Pan Kleks nucił beztrosko jakąś piosenkę. Tylko pan Lewkonik wykazywał wielkie podniecenie i nawoływał:

– Panowie! Bawimy się! Panie czekają na oświadczyny!

Wtedy Bulpo i Pulbo, uczeni ogrodnicy, stanęli na wysokości zadania. Jeden podszedł do Hortensji, drugi do Dalii, skłonili się przed nimi szarmancko i powiedzieli równocześnie:

– Piękna pani, mam zaszczyt prursić ur twurją rękę.

Jako bliźniacy, byli do siebie bliźniaczo podobni, toteż obie siostry nie miały trudności z wyborem. Grzecznie dygnęły i zgodnie z ich życzeniem podały im prawe rączki.

– Brawo! – zawołał pan Kleks. – Mamy już dwie pary. A co dalej, panie Anemonie?

– Przepraszam – wmieszał się Weronik – musimy wiedzieć, czy oświadczyny odbyły się na żarty, czy na serio?

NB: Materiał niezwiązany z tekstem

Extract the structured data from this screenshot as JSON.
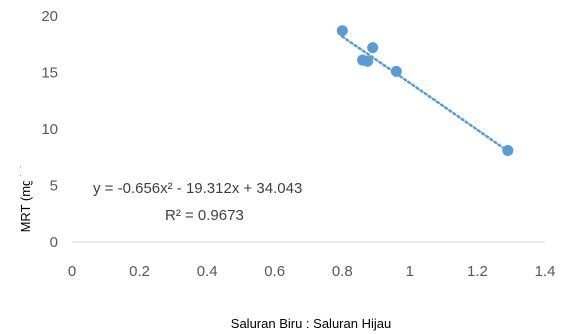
{
  "chart_data": {
    "type": "scatter",
    "title": "",
    "xlabel": "Saluran Biru : Saluran Hijau",
    "ylabel": "MRT (mg/L)",
    "xlim": [
      0,
      1.4
    ],
    "ylim": [
      0,
      20
    ],
    "x_ticks": [
      "0",
      "0.2",
      "0.4",
      "0.6",
      "0.8",
      "1",
      "1.2",
      "1.4"
    ],
    "y_ticks": [
      "0",
      "5",
      "10",
      "15",
      "20"
    ],
    "grid": false,
    "series": [
      {
        "points": [
          {
            "x": 0.8,
            "y": 18.7
          },
          {
            "x": 0.89,
            "y": 17.2
          },
          {
            "x": 0.86,
            "y": 16.1
          },
          {
            "x": 0.875,
            "y": 16.0
          },
          {
            "x": 0.96,
            "y": 15.1
          },
          {
            "x": 1.29,
            "y": 8.1
          }
        ],
        "color": "#5b9bd5"
      }
    ],
    "trendline": {
      "type": "polynomial",
      "coefficients": {
        "a": -0.656,
        "b": -19.312,
        "c": 34.043
      },
      "style": "dotted",
      "color": "#5b9bd5",
      "x_range": [
        0.8,
        1.29
      ]
    },
    "equation_text": "y = -0.656x² - 19.312x + 34.043",
    "r2_text": "R² = 0.9673"
  }
}
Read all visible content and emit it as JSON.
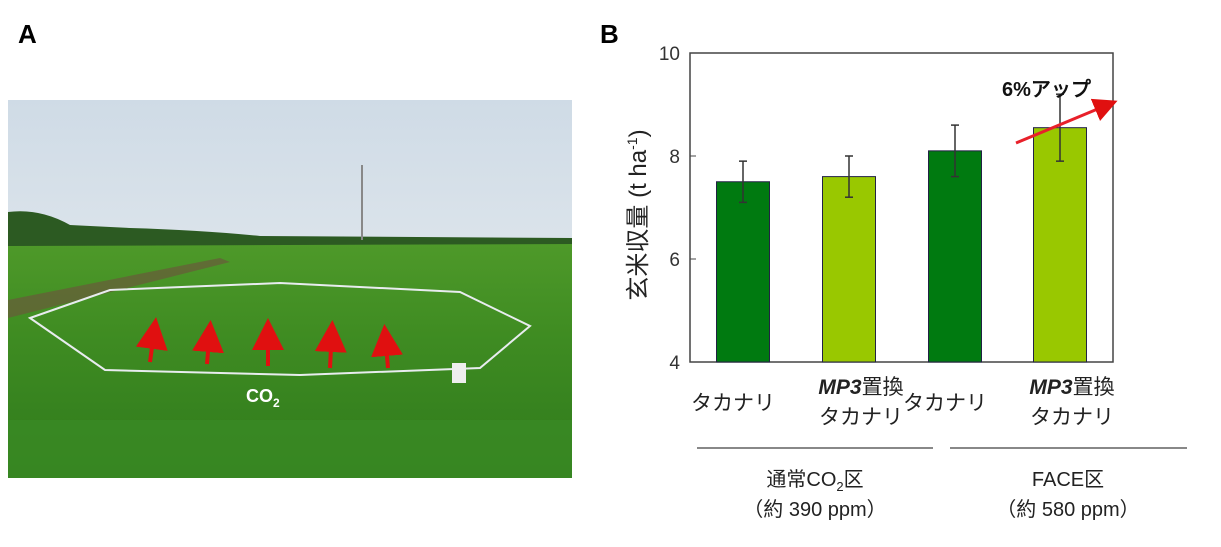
{
  "panels": {
    "a_label": "A",
    "b_label": "B"
  },
  "photo": {
    "co2_label": "CO",
    "co2_sub": "2",
    "arrow_color": "#e01010"
  },
  "chart_data": {
    "type": "bar",
    "ylabel": "玄米収量 (t ha-1)",
    "ylabel_main": "玄米収量 (t ha",
    "ylabel_sup": "-1",
    "ylabel_close": ")",
    "ylim": [
      4,
      10
    ],
    "yticks": [
      "4",
      "6",
      "8",
      "10"
    ],
    "grid": false,
    "categories": [
      {
        "line1": "タカナリ",
        "line2": "",
        "italic": ""
      },
      {
        "line1": "置換",
        "line2": "タカナリ",
        "italic": "MP3"
      },
      {
        "line1": "タカナリ",
        "line2": "",
        "italic": ""
      },
      {
        "line1": "置換",
        "line2": "タカナリ",
        "italic": "MP3"
      }
    ],
    "values": [
      7.5,
      7.6,
      8.1,
      8.55
    ],
    "error_low": [
      7.1,
      7.2,
      7.6,
      7.9
    ],
    "error_high": [
      7.9,
      8.0,
      8.6,
      9.2
    ],
    "colors": [
      "#007a10",
      "#99c800",
      "#007a10",
      "#99c800"
    ],
    "groups": [
      {
        "name_pre": "通常CO",
        "name_sub": "2",
        "name_post": "区",
        "sub": "（約 390 ppm）"
      },
      {
        "name_pre": "FACE区",
        "name_sub": "",
        "name_post": "",
        "sub": "（約 580 ppm）"
      }
    ],
    "annotation": "6%アップ",
    "annotation_color": "#e8202a"
  }
}
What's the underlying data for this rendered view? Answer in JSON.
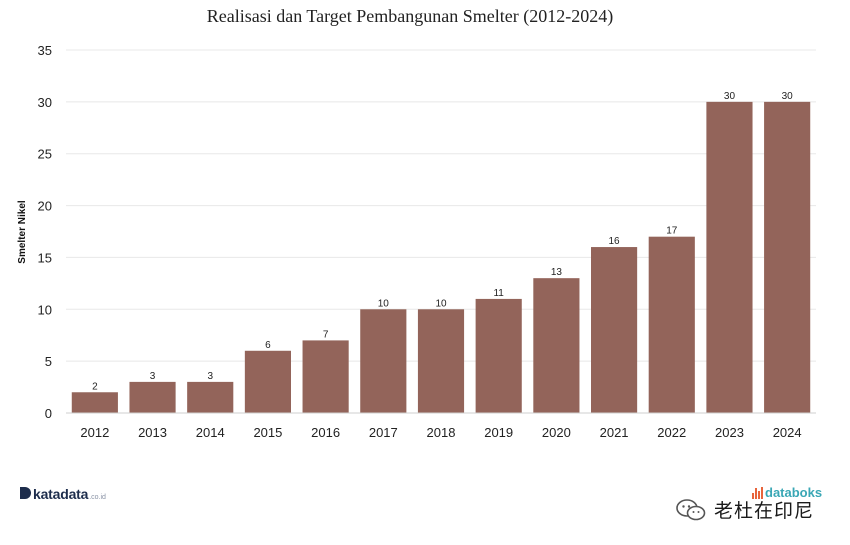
{
  "chart_data": {
    "type": "bar",
    "title": "Realisasi dan Target Pembangunan Smelter (2012-2024)",
    "xlabel": "",
    "ylabel": "Smelter Nikel",
    "categories": [
      "2012",
      "2013",
      "2014",
      "2015",
      "2016",
      "2017",
      "2018",
      "2019",
      "2020",
      "2021",
      "2022",
      "2023",
      "2024"
    ],
    "values": [
      2,
      3,
      3,
      6,
      7,
      10,
      10,
      11,
      13,
      16,
      17,
      30,
      30
    ],
    "ylim": [
      0,
      35
    ],
    "yticks": [
      0,
      5,
      10,
      15,
      20,
      25,
      30,
      35
    ],
    "grid": true,
    "bar_color": "#93645a"
  },
  "branding": {
    "katadata_name": "katadata",
    "katadata_domain": ".co.id",
    "databoks_name": "databoks",
    "watermark_text": "老杜在印尼"
  }
}
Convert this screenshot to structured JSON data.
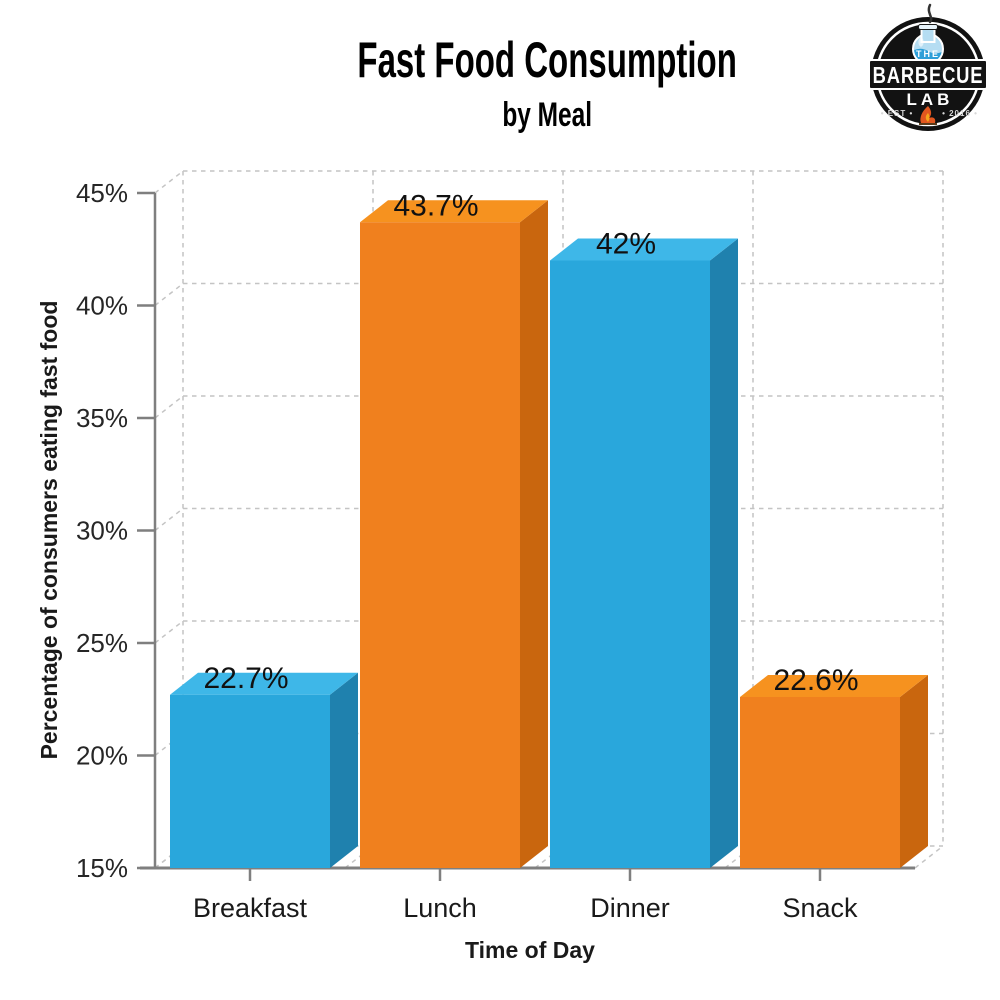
{
  "header": {
    "title": "Fast Food Consumption",
    "subtitle": "by Meal"
  },
  "logo": {
    "the": "THE",
    "name": "BARBECUE",
    "lab": "LAB",
    "est": "• EST •",
    "year": "• 2016 •"
  },
  "chart_data": {
    "type": "bar",
    "projection": "3d",
    "title": "Fast Food Consumption",
    "subtitle": "by Meal",
    "xlabel": "Time of Day",
    "ylabel": "Percentage of consumers eating fast food",
    "categories": [
      "Breakfast",
      "Lunch",
      "Dinner",
      "Snack"
    ],
    "values": [
      22.7,
      43.7,
      42,
      22.6
    ],
    "value_labels": [
      "22.7%",
      "43.7%",
      "42%",
      "22.6%"
    ],
    "bar_colors": [
      "blue",
      "orange",
      "blue",
      "orange"
    ],
    "colors": {
      "blue": {
        "front": "#29A7DC",
        "top": "#3EB7E8",
        "side": "#1F81AE"
      },
      "orange": {
        "front": "#F0801E",
        "top": "#F6921F",
        "side": "#C9660E"
      }
    },
    "ylim": [
      15,
      45
    ],
    "ytick_step": 5,
    "ytick_labels": [
      "15%",
      "20%",
      "25%",
      "30%",
      "35%",
      "40%",
      "45%"
    ],
    "grid": "dashed back-wall and floor gridlines",
    "legend": "none"
  }
}
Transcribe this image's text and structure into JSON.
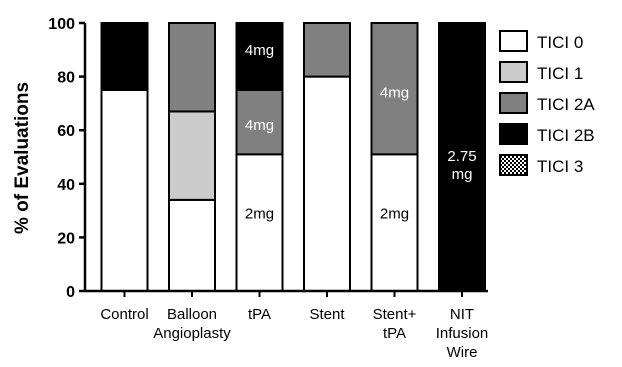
{
  "chart_data": {
    "type": "bar",
    "stacked": true,
    "ylabel": "% of Evaluations",
    "ylim": [
      0,
      100
    ],
    "yticks": [
      0,
      20,
      40,
      60,
      80,
      100
    ],
    "categories": [
      [
        "Control"
      ],
      [
        "Balloon",
        "Angioplasty"
      ],
      [
        "tPA"
      ],
      [
        "Stent"
      ],
      [
        "Stent+",
        "tPA"
      ],
      [
        "NIT",
        "Infusion",
        "Wire"
      ]
    ],
    "series": [
      {
        "name": "TICI 0",
        "color": "#ffffff",
        "values": [
          75,
          34,
          51,
          80,
          51,
          0
        ]
      },
      {
        "name": "TICI 1",
        "color": "#cccccc",
        "values": [
          0,
          33,
          0,
          0,
          0,
          0
        ]
      },
      {
        "name": "TICI 2A",
        "color": "#808080",
        "values": [
          0,
          33,
          24,
          20,
          49,
          0
        ]
      },
      {
        "name": "TICI 2B",
        "color": "#000000",
        "values": [
          25,
          0,
          25,
          0,
          0,
          100
        ]
      },
      {
        "name": "TICI 3",
        "color": "pattern-checker",
        "values": [
          0,
          0,
          0,
          0,
          0,
          0
        ]
      }
    ],
    "annotations": [
      {
        "category_index": 2,
        "y": 90,
        "lines": [
          "4mg"
        ],
        "color": "#ffffff"
      },
      {
        "category_index": 2,
        "y": 62,
        "lines": [
          "4mg"
        ],
        "color": "#ffffff"
      },
      {
        "category_index": 2,
        "y": 29,
        "lines": [
          "2mg"
        ],
        "color": "#000000"
      },
      {
        "category_index": 4,
        "y": 74,
        "lines": [
          "4mg"
        ],
        "color": "#ffffff"
      },
      {
        "category_index": 4,
        "y": 29,
        "lines": [
          "2mg"
        ],
        "color": "#000000"
      },
      {
        "category_index": 5,
        "y": 47,
        "lines": [
          "2.75",
          "mg"
        ],
        "color": "#ffffff"
      }
    ],
    "legend_position": "right"
  }
}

Zapadło kłopotliwe milczenie.

– Panno Hortensjo! – rzekł wreszcie Bulpo – Pokochałem panią od pierwszego wejrzenia… To może śmieszne, ale my, wychowani wśród kwiatów, mówimy to, co czujemy.

– A ja mówię to, co myślę – odrzekła Hortensja. – Siostry śmieją się ze mnie, że myślę głośno. Teraz też zastanawiam się, dlaczego pan wybrał właśnie mnie? Może dlatego, że żona, która rozmawia sama z sobą, nie nudzi męża nadmierną gadatliwością. Zapytałam, odpowiedziałam i wszystko jest jasne.

– Kolej na pana – zwrócił się do Pulba Weronik, jako że miał wrodzone zamiłowanie do porządku i nie lubił niewyraźnych sytuacji.

Pulbo zmieszał się i tłumiąc wstydliwy chichot, powiedział:

– Panna Dalia… chi-chi… przepraszam… tak ślicznie kicha, że naprawdę… chi-chi-chi… jestem oczarowany… Marzyłem o takiej żonie… chi-chi… przepraszam… Daję słowo.

Chichot jego był tak zaraźliwy, że pan Kleks śmiał się do rozpuku. Nawet Alojzy uśmiechał się półgębkiem. A Weronik na dowód zadowolenia złapał obu braci naraz i podrzucił ich w górę jak parę szczeniaków.